И, отдав такой наказ и не слухая больше старухины «побаски» про богатство, дед Чекмень надел шерстяные чулки (последние года он не вылезал из них круглый год), заправил в них штаны, сунул ноги в чирики-чеботы и с рубахой, картузом и ручником под мышкой вышел во двор.

Глава вторая

События в огороде

А на дворе буйствует погожее июньское утро. Девятый десяток своей жизни разменял дед Чекмень, а все не перестает удивляться многоликости природы, сочности ее красок, разнообразию звуков и той волшебно-притягательной силы, которая приятно взбадривает душу, незримой молодецкой удалью наливает тело, заставляет как бы слиться с извечно-неторопливым ходом времени, острее почувствовать свою неразрывную связь со второй матерью – кормилицей-землей.

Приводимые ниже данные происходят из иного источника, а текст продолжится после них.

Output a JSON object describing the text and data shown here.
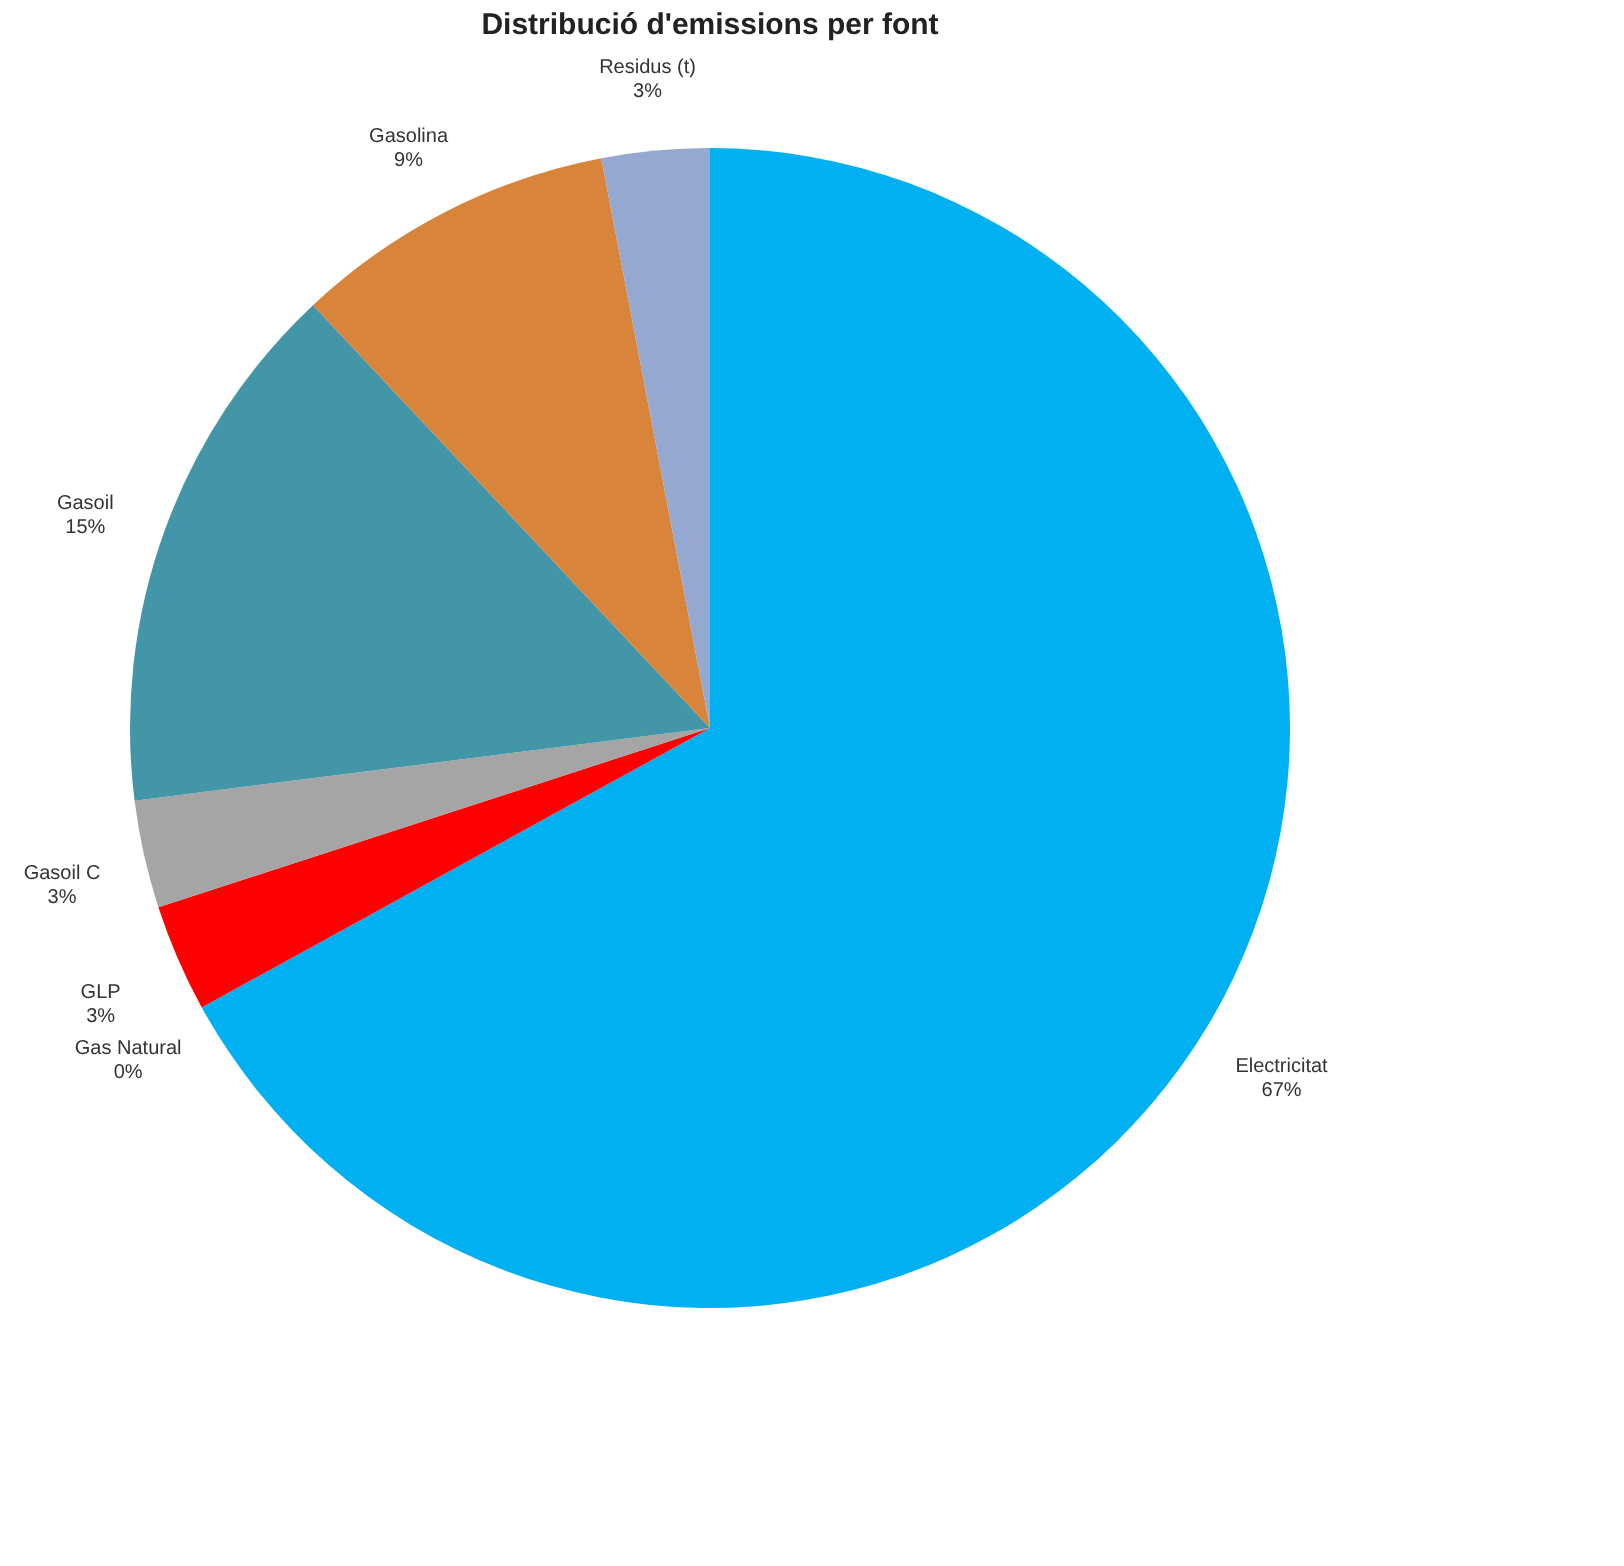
{
  "chart_data": {
    "type": "pie",
    "title": "Distribució d'emissions  per font",
    "categories": [
      "Electricitat",
      "Gas Natural",
      "GLP",
      "Gasoil C",
      "Gasoil",
      "Gasolina",
      "Residus (t)"
    ],
    "values": [
      67,
      0,
      3,
      3,
      15,
      9,
      3
    ],
    "value_labels": [
      "67%",
      "0%",
      "3%",
      "3%",
      "15%",
      "9%",
      "3%"
    ],
    "colors": [
      "#00b0f0",
      "#7f7f7f",
      "#ff0000",
      "#a5a5a5",
      "#4396a8",
      "#d9843b",
      "#95a8d0"
    ],
    "legend": false
  }
}
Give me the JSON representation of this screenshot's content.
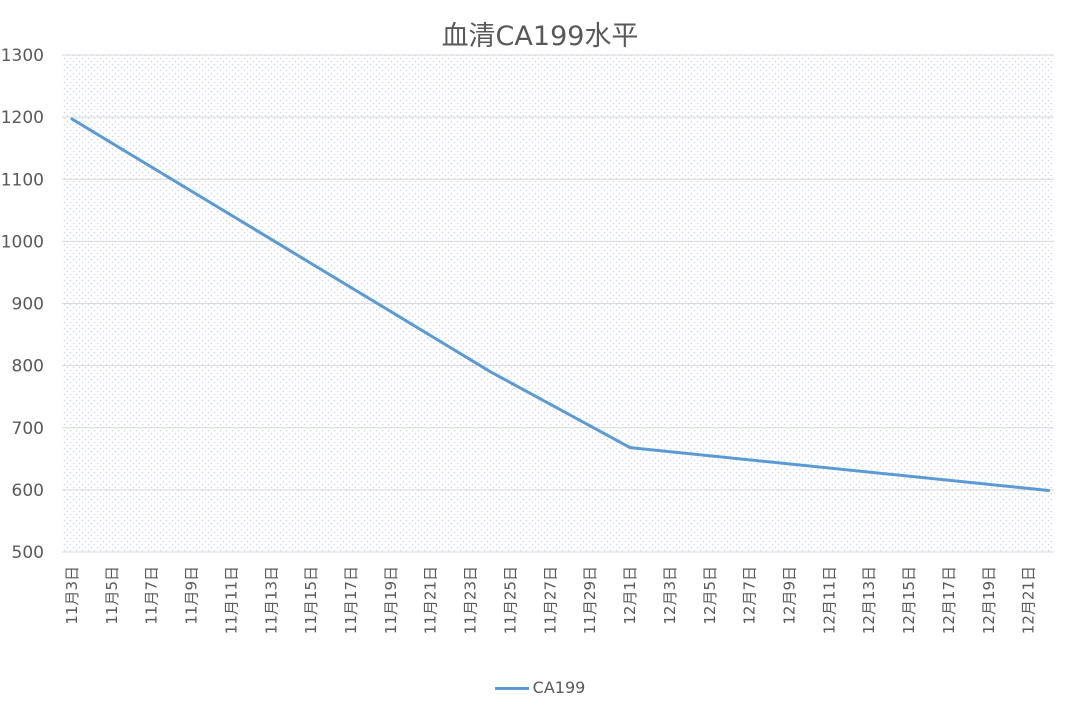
{
  "chart_data": {
    "type": "line",
    "title": "血清CA199水平",
    "xlabel": "",
    "ylabel": "",
    "ylim": [
      500,
      1300
    ],
    "yticks": [
      500,
      600,
      700,
      800,
      900,
      1000,
      1100,
      1200,
      1300
    ],
    "x_tick_labels": [
      "11月3日",
      "11月5日",
      "11月7日",
      "11月9日",
      "11月11日",
      "11月13日",
      "11月15日",
      "11月17日",
      "11月19日",
      "11月21日",
      "11月23日",
      "11月25日",
      "11月27日",
      "11月29日",
      "12月1日",
      "12月3日",
      "12月5日",
      "12月7日",
      "12月9日",
      "12月11日",
      "12月13日",
      "12月15日",
      "12月17日",
      "12月19日",
      "12月21日"
    ],
    "grid": true,
    "legend_position": "bottom",
    "series": [
      {
        "name": "CA199",
        "color": "#5b9bd5",
        "points": [
          {
            "x": "11月3日",
            "day": 0,
            "y": 1197
          },
          {
            "x": "11月24日",
            "day": 21,
            "y": 790
          },
          {
            "x": "12月1日",
            "day": 28,
            "y": 668
          },
          {
            "x": "12月22日",
            "day": 49,
            "y": 599
          }
        ]
      }
    ]
  },
  "legend": {
    "label": "CA199"
  }
}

Словно в каком-то блаженном упоении, дед глядел, как гаснут последние звездочки, как над слащевской стороной, сияя желтизной, низко на ущербе-исходе завис рогатый месяц; как из-за бугра, не спеша, выкатывается малиновый солнечный шар; как брызнули первые солнечные лучи и облили позолотой начинающий пробуждаться хутор, распростертые в своей девственной наготе, обрызганные росой травы, сады, левады, лог, прорезанные многорукими балками увалы бугров, уходящую в западную даль Едовлю и раскинувшуюся вокруг загадочную волнистую степь. Влажная от росы земля дышала пресным паром, в прозрачном – до не-подобия – прохладно-влажном воздухе ощущался аромат цветущего разнотравья, сладковатый, дурманящий голову дух вишневого сада, будоражащий волглый настой огородного укропа, перемежающийся пряной тополиной горчинкой и похожим на пчелиный клей прополисом.

А звуков, звуков! Радуясь погожему утру, отовсюду, словно наперегонки, неслись людские голоса, скрип ворот, колодезных журавцов, оглушительная перекличка петухов, брех собак, рев скотины и телят, блеянье овец и ржанье лошадей. Эту причастную к человеческой деятельности хуторскую разноголосицу перекрывал разнокалиберный концерт вечной собственности природы: гулюшков-воркунов, верещанье воробьев, резкие – что твое «Яблочко» – коленца скворцов, виртуозные перепевы соловьев и теньканье синиц. Среди них слух улавливает по-своему трогательную песню жаворонка, словно заведенное пупуканье хохлатого удода (у хуторян просто «пустошка»), воркованье дикой горлинки (у нас ее зовут ласково «горлышка»), звонкоголосое мяуканье иволги, щебет ласточек-касаток, без устали отсчитывает кому-то года вертихвостка-кукушка, где-то дятел долбит перестояло-сухую лесину, изредка каркают вездесущие вороны – десятки видимых и невидимых птах радовались жизни и, сами того не замечая, своей посильной лептой поддерживали оглушительно-дюжий хор.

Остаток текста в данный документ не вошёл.